- IATA: none; ICAO: none; FAA LID: 41C;

Summary
- Owner: Wayland Area Pilots Association
- Operator: Calkins Family
- Serves: Wayland, Michigan
- Time zone: UTC−05:00 (-5)
- • Summer (DST): UTC−04:00 (-4)
- Elevation AMSL: 740 ft / 226 m
- Coordinates: 42°41′30″N 085°38′53″W﻿ / ﻿42.69167°N 85.64806°W
- Interactive map of Calkins Airport

Runways
| Direction | Length |  | Surface |
| ft | m |
| 1/19 | 2,200 | 671 | Turf |
| 9/27 | 1,800 | 549 | Turf |

Statistics (2015)
- Aircraft Movements: 1508

= Calkins Field =

Public use airport in Wayland, Michigan

Calkins Field (FAA LID: 41C) is a privately owned, public use airport located 1 mile north of Wayland, Michigan.
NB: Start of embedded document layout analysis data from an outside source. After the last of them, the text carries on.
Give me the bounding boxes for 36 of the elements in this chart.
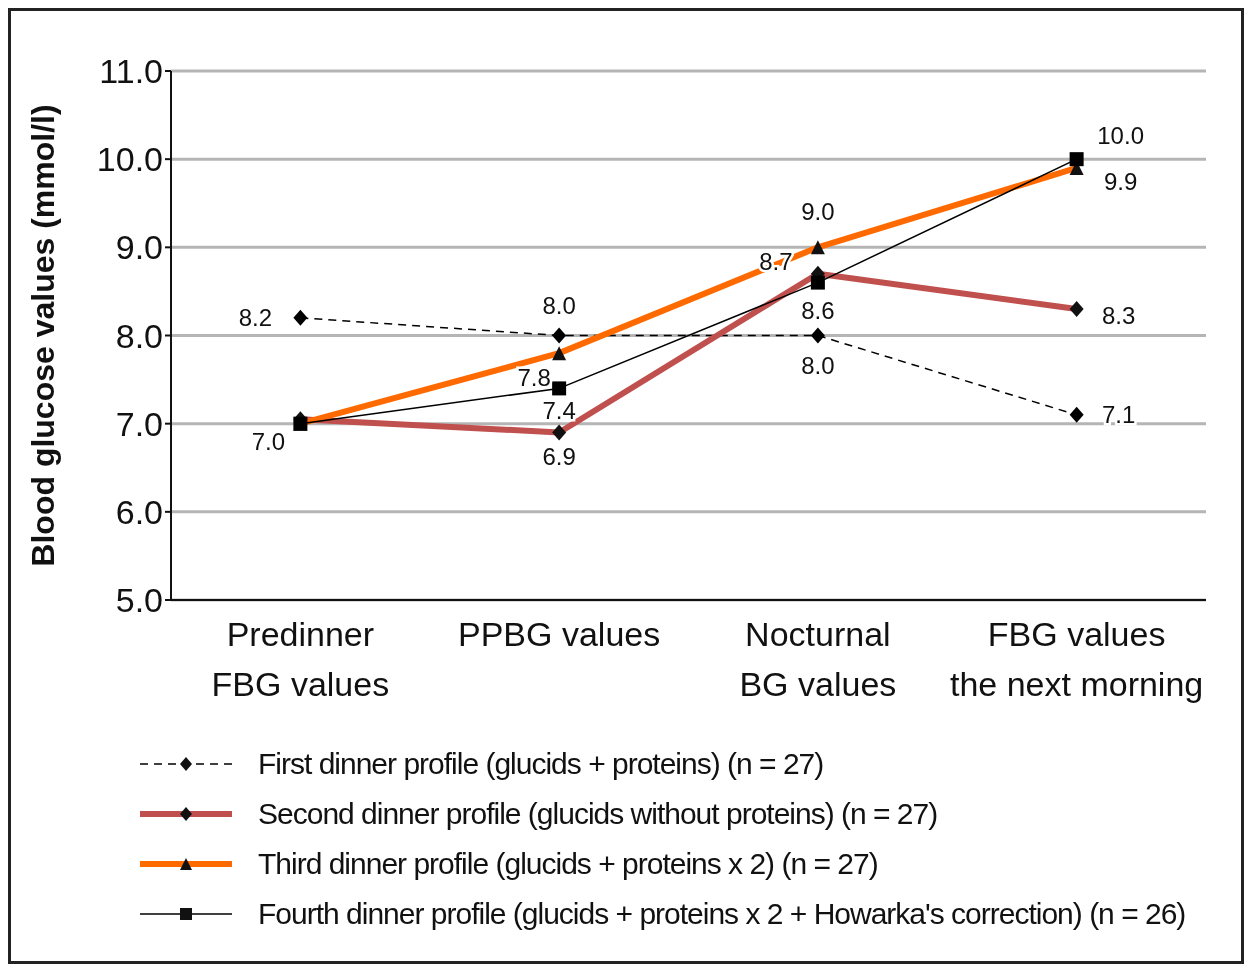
point	[293, 309, 308, 326]
data-label: 10.0	[1097, 121, 1144, 149]
y-axis-title: Blood glucose values (mmol/l)	[25, 104, 62, 567]
point	[1069, 152, 1084, 167]
legend-label: First dinner profile (glucids + proteins) (n = 27)	[258, 747, 824, 781]
data-label: 8.0	[542, 292, 576, 319]
data-label: 6.9	[542, 442, 576, 470]
data-label: 9.0	[801, 197, 835, 225]
data-label: 9.9	[1103, 168, 1138, 196]
point	[810, 275, 825, 290]
point	[1069, 406, 1084, 423]
data-label: 8.2	[238, 304, 273, 332]
y-tick-label: 5.0	[115, 581, 163, 620]
legend-label: Fourth dinner profile (glucids + proteins x 2 + Howarka's correction) (n = 26)	[258, 897, 1186, 931]
data-label: 7.0	[251, 428, 286, 456]
data-label: 8.3	[1101, 301, 1136, 329]
x-tick-label: FBG values the next morning	[949, 615, 1204, 703]
point	[552, 381, 567, 396]
y-tick-label: 7.0	[115, 404, 163, 443]
y-tick-label: 10.0	[96, 140, 163, 179]
data-label: 7.1	[1101, 401, 1136, 429]
x-tick-label: PPBG values	[458, 615, 661, 653]
data-label: 8.6	[801, 297, 835, 325]
data-label: 7.8	[517, 363, 551, 391]
data-label: 7.4	[542, 396, 576, 424]
y-tick-label: 6.0	[115, 492, 163, 531]
legend-label: Second dinner profile (glucids without proteins) (n = 27)	[258, 797, 938, 831]
point	[552, 327, 567, 344]
x-tick-label: Predinner FBG values	[211, 615, 390, 703]
y-tick-label: 11.0	[99, 52, 163, 91]
y-tick-label: 8.0	[115, 316, 163, 355]
point	[810, 327, 825, 344]
legend-label: Third dinner profile (glucids + proteins x 2) (n = 27)	[258, 847, 878, 881]
data-label: 8.0	[801, 352, 835, 379]
x-tick-label: Nocturnal BG values	[739, 615, 897, 703]
y-tick-label: 9.0	[115, 228, 163, 267]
The airport sits on 105 acres at an elevation of 740 feet.

The airport is named for the Calkins Family, which has lived in the Wayland area for generations. The airport is located on their property.

== Facilities and aircraft ==
The airport has two runways, both made of turf. Runway 1/19 measures 2200 x 75 ft (671 x 23 m), and runway 9/27 measures 1800 x 100 ft (549 x 30 m). For the 12-month period ending December 31, 2015, the airport had 1508 aircraft operations, an average of 29 per week. It was all general aviation. For the same time period, 10 aircraft are based at the airport: 9 single-engine airplanes and 1 ultralight.

The airport does not have a fixed-base operator. No fuel is available at the airport.

== Wayland Balloon Fest ==
The airport holds an annual hot air balloon show called the Wayland Ballon Fest. The event features hot air balloon flights, food, live music, and meet-and-greets with the balloon pilots. The event also features a 5K run. The first event was held in 2021, and it continued for a second year in 2022.

The event raises money for suicide prevention efforts. Organizers say they lost family members to suicide in the past and hope to help others receive assistance.